Chen Wan'an conduziu Su Ingênua para dentro desse bar especial.
O espaço não era grande; sobre o palco do cantor residente, havia uma placa de madeira.
Nela estavam escritas as palavras Paz e Alegria.
Esse tipo de decoração era raro em bares.
Por toda parte, luzes com o nome do Bar Fuga brilhavam.
O cantor residente cantava suavemente músicas populares que poucos conheciam...
"Você diz que o caminho à frente parece incerto
Por favor, segure minha mão
Vou te levar para longe..."
Chen Wan'an, acompanhando o ritmo, encontrou um lugar para se sentar.
O ambiente era confortável, Chen Wan'an sentou-se de frente para Su Ingênua, sob uma iluminação vermelha e envolvente.
"O que vai beber?" Chen Wan'an entregou a carta de bebidas a Su Ingênua.
Su Ingênua pegou o cardápio e baixou os olhos para ler.
Na luz difusa, Chen Wan'an observava Su Ingênua.
Essa garota, na maior parte do tempo, nunca demonstrava emoções.
E, mais do que dizer que era sem expressão, era como se tivesse o hábito de estar sempre carrancuda.
"Às vezes eu realmente fico pensando: quão triste deve ser seu mundo, para que até seu sorriso seja tão forçado." Chen Wan'an perguntou enquanto Su Ingênua escolhia sua bebida.
Coincidentemente, o cantor residente também cantava...
"Eu carrego tua tristeza
Percorrendo os confins do mundo
Transformarei tua dor em força
E teu sorriso estará sempre ao teu lado..."

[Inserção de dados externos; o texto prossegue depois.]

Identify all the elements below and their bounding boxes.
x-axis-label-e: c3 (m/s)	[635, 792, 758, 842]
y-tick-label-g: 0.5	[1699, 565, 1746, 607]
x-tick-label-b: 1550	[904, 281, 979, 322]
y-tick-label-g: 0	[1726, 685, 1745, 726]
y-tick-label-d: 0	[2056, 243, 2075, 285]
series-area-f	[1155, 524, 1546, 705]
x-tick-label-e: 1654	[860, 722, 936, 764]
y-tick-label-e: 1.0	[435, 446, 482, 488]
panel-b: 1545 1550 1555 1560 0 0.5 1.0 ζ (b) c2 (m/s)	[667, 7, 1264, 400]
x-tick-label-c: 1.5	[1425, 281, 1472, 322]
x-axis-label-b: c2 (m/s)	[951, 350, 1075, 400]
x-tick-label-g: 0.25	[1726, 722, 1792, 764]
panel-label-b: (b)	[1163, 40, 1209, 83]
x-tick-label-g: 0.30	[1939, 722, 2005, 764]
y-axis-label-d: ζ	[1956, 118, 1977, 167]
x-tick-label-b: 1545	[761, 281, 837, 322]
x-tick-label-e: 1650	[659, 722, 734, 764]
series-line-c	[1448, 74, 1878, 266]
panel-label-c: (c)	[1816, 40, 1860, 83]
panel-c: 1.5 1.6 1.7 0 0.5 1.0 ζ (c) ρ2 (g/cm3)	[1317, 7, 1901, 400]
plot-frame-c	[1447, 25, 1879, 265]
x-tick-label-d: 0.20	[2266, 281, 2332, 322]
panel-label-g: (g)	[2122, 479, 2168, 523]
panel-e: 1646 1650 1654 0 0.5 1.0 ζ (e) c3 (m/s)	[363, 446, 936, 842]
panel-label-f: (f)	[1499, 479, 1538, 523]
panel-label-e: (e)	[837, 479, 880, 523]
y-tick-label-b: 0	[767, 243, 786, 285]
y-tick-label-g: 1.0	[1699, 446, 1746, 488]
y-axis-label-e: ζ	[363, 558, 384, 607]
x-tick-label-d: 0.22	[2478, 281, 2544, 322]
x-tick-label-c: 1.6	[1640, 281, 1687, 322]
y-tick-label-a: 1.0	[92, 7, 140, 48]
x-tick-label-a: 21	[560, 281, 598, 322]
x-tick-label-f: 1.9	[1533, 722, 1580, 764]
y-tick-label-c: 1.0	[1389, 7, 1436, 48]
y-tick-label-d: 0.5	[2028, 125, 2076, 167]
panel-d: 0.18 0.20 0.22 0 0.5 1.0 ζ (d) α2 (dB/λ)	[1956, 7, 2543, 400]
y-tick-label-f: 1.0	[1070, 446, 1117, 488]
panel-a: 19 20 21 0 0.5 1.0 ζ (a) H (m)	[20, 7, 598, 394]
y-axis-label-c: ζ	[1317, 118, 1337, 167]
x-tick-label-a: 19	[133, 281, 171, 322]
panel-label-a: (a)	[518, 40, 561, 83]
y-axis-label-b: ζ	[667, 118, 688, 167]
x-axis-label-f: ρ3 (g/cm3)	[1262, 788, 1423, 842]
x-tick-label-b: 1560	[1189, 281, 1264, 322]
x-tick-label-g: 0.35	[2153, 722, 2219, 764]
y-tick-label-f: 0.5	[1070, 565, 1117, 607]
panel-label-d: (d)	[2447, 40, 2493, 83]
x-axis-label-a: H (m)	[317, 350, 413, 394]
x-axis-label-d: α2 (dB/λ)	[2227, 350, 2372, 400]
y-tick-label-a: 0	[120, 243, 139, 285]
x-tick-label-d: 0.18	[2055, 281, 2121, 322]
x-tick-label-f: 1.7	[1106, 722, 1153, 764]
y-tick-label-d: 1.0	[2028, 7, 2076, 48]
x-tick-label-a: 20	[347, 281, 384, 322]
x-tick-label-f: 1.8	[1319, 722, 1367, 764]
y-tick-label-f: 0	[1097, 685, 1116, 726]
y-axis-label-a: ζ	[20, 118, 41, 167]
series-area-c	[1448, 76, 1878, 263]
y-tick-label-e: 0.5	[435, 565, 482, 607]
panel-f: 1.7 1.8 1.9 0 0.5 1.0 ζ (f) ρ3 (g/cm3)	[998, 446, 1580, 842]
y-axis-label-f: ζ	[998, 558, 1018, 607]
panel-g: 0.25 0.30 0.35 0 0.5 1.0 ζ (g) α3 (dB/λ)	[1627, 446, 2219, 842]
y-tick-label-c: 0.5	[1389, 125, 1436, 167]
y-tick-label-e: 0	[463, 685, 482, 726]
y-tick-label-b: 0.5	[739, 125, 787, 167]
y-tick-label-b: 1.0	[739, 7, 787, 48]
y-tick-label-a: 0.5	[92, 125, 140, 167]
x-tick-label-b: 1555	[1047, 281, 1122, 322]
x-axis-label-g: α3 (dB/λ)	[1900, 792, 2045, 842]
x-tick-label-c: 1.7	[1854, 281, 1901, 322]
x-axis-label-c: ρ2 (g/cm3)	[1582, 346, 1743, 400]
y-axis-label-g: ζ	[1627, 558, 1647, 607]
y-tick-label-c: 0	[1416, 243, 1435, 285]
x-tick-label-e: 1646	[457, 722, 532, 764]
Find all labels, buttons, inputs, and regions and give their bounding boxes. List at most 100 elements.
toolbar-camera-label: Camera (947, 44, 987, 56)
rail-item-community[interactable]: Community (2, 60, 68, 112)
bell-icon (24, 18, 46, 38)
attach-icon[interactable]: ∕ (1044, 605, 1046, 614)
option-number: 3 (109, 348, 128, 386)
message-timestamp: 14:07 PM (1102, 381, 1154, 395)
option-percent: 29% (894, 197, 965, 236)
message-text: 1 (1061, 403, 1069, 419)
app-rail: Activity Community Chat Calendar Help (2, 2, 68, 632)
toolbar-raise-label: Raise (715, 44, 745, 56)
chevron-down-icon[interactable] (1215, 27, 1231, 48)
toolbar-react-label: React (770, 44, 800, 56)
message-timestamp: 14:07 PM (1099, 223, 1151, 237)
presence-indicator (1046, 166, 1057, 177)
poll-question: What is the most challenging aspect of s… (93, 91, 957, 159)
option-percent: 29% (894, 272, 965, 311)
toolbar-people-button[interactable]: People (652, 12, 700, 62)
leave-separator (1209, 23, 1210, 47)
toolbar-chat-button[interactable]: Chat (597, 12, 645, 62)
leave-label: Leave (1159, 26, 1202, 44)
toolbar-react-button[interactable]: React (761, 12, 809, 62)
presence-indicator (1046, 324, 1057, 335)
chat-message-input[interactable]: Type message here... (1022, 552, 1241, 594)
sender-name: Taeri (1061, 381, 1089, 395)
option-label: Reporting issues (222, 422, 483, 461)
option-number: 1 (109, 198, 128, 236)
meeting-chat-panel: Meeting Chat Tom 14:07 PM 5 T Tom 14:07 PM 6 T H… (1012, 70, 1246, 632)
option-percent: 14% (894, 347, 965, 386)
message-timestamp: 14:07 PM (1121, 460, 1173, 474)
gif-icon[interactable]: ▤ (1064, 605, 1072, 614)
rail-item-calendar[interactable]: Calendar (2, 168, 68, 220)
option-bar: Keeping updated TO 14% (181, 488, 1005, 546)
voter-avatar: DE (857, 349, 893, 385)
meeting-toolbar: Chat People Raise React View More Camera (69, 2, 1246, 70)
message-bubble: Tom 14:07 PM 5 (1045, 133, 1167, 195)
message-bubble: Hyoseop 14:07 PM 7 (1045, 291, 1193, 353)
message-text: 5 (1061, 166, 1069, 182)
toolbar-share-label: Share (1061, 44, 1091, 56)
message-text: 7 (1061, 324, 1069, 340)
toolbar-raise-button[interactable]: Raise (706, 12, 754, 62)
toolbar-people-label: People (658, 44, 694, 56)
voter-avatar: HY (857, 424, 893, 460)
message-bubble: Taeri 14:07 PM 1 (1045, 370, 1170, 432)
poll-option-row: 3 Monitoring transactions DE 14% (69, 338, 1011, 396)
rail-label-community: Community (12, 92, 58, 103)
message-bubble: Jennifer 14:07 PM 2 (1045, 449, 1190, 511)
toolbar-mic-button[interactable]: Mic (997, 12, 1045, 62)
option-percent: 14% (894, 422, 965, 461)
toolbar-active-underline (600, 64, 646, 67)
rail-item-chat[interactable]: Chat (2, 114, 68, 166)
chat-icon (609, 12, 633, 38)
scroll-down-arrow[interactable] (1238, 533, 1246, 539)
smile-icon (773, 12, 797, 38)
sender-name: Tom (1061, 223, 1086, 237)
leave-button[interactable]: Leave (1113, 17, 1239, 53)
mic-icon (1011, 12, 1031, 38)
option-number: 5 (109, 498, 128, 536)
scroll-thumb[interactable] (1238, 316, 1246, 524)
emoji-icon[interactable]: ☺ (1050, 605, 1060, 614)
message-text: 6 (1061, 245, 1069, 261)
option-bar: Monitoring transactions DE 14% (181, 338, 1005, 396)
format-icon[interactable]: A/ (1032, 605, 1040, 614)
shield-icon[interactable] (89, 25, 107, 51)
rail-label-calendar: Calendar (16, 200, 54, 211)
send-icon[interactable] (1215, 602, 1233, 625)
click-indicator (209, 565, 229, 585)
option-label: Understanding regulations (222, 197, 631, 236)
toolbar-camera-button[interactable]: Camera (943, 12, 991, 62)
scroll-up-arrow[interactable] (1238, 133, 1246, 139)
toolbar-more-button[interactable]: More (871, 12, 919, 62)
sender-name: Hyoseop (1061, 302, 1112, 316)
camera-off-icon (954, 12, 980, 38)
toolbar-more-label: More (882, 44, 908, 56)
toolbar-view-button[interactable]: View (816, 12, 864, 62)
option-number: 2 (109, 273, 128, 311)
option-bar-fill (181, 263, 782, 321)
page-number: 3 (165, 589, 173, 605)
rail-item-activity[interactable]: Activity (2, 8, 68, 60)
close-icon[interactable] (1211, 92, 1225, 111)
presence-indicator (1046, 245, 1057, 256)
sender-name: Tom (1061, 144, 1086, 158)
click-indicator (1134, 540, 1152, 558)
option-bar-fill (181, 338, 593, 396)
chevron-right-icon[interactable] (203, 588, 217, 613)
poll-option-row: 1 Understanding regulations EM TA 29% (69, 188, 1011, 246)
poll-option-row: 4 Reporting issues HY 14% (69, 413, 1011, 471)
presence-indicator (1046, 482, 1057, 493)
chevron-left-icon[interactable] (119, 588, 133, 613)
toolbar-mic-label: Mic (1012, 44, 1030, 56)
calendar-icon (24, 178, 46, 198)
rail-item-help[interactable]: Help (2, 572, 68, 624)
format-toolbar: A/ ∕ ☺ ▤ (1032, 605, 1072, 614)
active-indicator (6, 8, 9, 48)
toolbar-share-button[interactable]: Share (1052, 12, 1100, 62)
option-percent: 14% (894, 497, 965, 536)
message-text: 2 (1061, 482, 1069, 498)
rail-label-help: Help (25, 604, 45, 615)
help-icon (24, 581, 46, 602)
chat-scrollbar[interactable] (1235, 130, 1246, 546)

"Viu? Até a música fala de você!" Chen Wan'an sorriu suavemente.
Su Ingênua balançou a cabeça e disse: "Não é sobre mim... Minha vida não é triste, eu só não gosto dela."
"Não gosta... então tente viver de outro jeito!" Chen Wan'an respondeu sorrindo.
"A vida pode ser trocada assim? Se viver infeliz nesta vida, pode trocar por outra e começar de novo? Você consegue?"
"Se eu disser que sim, você acredita?" Chen Wan'an coçou a cabeça.
Após uma breve pausa, Chen Wan'an abriu uma garrafa trazida pelo garçom e a entregou a Su Ingênua.
Então disse: "A vida sempre tem coisas belas, cada existência merece respeito e carinho. O passado é saudoso, mas nunca volta; o futuro é desconhecido, mas é preciso seguir adiante, então é preciso valorizar, afinal, cada vida é única e difícil de conquistar." Falou com emoção.
Na vida anterior, havia coisas que não conseguia abandonar, na anterior também...
Mas diante desta, não é preciso viver bem?
"Parece que você é um mago sem coração. Como consegue viver de novo a cada cem anos?" Su Ingênua resmungou e lançou um olhar para Chen Wan'an.
"Mesmo que eu explique, você não entenderia..." Parecia que o cantor residente acabara de terminar a música, e Chen Wan'an ficou tocado.
"Espere um pouco, vou te dedicar uma música, uma que você nunca ouviu!" Chen Wan'an levantou-se sorrindo.